Mother’s mental health affects baby
8 Dec 2008 by Evoluted New Media
Babies carried by mothers suffering from mental illness face major challenges, sometimes before they are even born.
Babies carried by mothers suffering from mental illness face major challenges, sometimes before they are even born.
Researchers from the University of Manchester have discovered that women with a history of psychiatric illness are much more likely to give birth to babies that are stillborn or die within the first month of life. By studying almost 1.5 million births in Denmark between 1973 and 1998, researchers from the Centre for Women’s Mental Health at the University of Manchester discovered that the risk of stillbirth and neonatal death is at least twice as high for mothers with serious mental illness.

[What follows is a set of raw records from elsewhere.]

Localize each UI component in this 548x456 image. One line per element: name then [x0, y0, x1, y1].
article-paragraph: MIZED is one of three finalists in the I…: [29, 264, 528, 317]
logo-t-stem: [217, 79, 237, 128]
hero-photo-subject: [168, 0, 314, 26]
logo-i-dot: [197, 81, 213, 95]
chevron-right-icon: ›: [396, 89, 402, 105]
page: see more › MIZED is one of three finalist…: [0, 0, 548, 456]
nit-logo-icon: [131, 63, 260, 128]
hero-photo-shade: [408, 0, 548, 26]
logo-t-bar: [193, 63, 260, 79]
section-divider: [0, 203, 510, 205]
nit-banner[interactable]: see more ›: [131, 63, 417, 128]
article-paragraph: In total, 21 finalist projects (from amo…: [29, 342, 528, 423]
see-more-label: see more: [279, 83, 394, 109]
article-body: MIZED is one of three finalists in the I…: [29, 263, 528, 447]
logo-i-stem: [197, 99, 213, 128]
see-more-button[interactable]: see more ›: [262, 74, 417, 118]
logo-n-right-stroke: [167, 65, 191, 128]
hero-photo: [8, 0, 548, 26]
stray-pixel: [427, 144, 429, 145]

The cause of death for these infants varied, leading the researchers to conclude factors other than the mental illness itself may be coming into play. Women with other psychotic illnesses, including manic depression and drug and alcohol addiction, were also shown to be putting their unborn children at a greater risk.
Dr Kathryn Abel, who works in the university’s School of Medicine, said: “The fact that the link between the cause of death and the illness of the mother varies, suggests that factors other than mental disorder are involved. Lifestyle, such as smoking and poor diet, and less antenatal care and poverty can also increase the chances of complication during childbirth.”